Les encours de crédit se contractent en France

le 13/05/2009 L'AGEFI Quotidien / Edition de 7H

Les banques françaises restaurent leurs marges mais risquent de payer la chute des volumes

Pour prix d’un refinancement garanti par l’Etat, dont Bruxelles a autorisé hier la prolongation, les banques françaises se sont engagées à accroître cette année leurs encours de 3 à 4 %. Elles n’en prennent guère le chemin, alors que, dans le même temps, la baisse des taux leur permet de reconstituer leurs marges. A fin mars, l’encours de crédit au secteur privé dans l’Hexagone est encore en hausse de 3,4 % sur un an, mais décroît de 0,2 % en annualisant les chiffres du premier trimestre, selon la Banque de France.

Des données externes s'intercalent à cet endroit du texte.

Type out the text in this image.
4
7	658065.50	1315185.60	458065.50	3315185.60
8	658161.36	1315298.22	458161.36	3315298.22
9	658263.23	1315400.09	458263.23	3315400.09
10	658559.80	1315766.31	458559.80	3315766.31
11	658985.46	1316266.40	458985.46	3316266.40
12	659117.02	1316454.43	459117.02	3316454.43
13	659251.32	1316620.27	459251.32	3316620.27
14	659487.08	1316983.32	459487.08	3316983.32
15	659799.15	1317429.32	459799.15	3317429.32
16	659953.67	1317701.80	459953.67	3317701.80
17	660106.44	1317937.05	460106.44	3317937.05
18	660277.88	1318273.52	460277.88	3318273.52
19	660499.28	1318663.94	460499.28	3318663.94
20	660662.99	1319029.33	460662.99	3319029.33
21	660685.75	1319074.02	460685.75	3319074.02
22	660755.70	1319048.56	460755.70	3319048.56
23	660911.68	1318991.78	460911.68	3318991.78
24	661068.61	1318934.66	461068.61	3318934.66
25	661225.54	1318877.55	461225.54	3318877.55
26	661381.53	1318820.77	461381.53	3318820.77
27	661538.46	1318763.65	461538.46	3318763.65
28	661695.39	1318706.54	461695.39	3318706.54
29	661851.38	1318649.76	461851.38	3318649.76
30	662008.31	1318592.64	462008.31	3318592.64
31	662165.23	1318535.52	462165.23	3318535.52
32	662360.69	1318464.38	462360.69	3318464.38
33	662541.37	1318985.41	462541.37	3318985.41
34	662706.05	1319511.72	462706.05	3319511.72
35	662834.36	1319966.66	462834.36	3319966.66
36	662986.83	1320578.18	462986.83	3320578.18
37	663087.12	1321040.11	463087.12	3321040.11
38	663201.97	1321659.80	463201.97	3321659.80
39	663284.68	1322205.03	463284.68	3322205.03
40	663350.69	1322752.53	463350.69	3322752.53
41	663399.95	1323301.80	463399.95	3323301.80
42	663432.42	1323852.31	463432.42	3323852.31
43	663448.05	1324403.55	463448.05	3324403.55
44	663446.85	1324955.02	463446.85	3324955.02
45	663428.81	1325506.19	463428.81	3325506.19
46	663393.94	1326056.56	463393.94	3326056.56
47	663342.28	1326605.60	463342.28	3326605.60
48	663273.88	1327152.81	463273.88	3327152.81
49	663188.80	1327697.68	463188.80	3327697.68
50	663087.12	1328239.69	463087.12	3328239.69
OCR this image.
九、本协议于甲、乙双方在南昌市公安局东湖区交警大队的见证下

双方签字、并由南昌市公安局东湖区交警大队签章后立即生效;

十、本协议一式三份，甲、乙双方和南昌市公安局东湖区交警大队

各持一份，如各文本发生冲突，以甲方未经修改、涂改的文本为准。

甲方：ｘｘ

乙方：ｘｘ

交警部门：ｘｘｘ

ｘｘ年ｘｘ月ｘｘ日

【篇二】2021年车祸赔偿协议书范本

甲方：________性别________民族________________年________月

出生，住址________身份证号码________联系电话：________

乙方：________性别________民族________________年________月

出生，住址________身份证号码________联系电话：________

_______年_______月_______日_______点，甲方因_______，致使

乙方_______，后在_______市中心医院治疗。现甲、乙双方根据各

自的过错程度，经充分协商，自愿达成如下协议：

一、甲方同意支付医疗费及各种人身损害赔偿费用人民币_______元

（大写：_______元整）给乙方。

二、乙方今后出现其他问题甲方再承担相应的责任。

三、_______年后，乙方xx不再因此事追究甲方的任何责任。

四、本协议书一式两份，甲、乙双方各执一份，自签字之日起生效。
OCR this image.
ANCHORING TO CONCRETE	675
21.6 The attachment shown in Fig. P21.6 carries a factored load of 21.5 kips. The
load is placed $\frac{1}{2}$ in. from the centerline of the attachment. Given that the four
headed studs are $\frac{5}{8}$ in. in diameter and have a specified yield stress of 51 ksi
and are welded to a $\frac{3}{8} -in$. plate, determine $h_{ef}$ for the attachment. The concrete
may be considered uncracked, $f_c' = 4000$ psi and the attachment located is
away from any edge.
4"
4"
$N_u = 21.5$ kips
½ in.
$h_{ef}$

En attendant la publication des résultats trimestriels de Natixis ce soir et du Crédit Agricole demain, la tendance se lit déjà dans ceux de BNP Paribas et de la Société Générale. Les deux banques ont eu beau jeu de mettre en avant la variation sur un an de leurs encours en France, soit 8 % et 7,3 % respectivement à fin mars. Par rapport au quatrième trimestre, les encours de BNP Paribas se contractent de 0,6 %, et même de 1,7 % sur la clientèle d’entreprises. A la Société Générale, la décrue est de 0,1 %.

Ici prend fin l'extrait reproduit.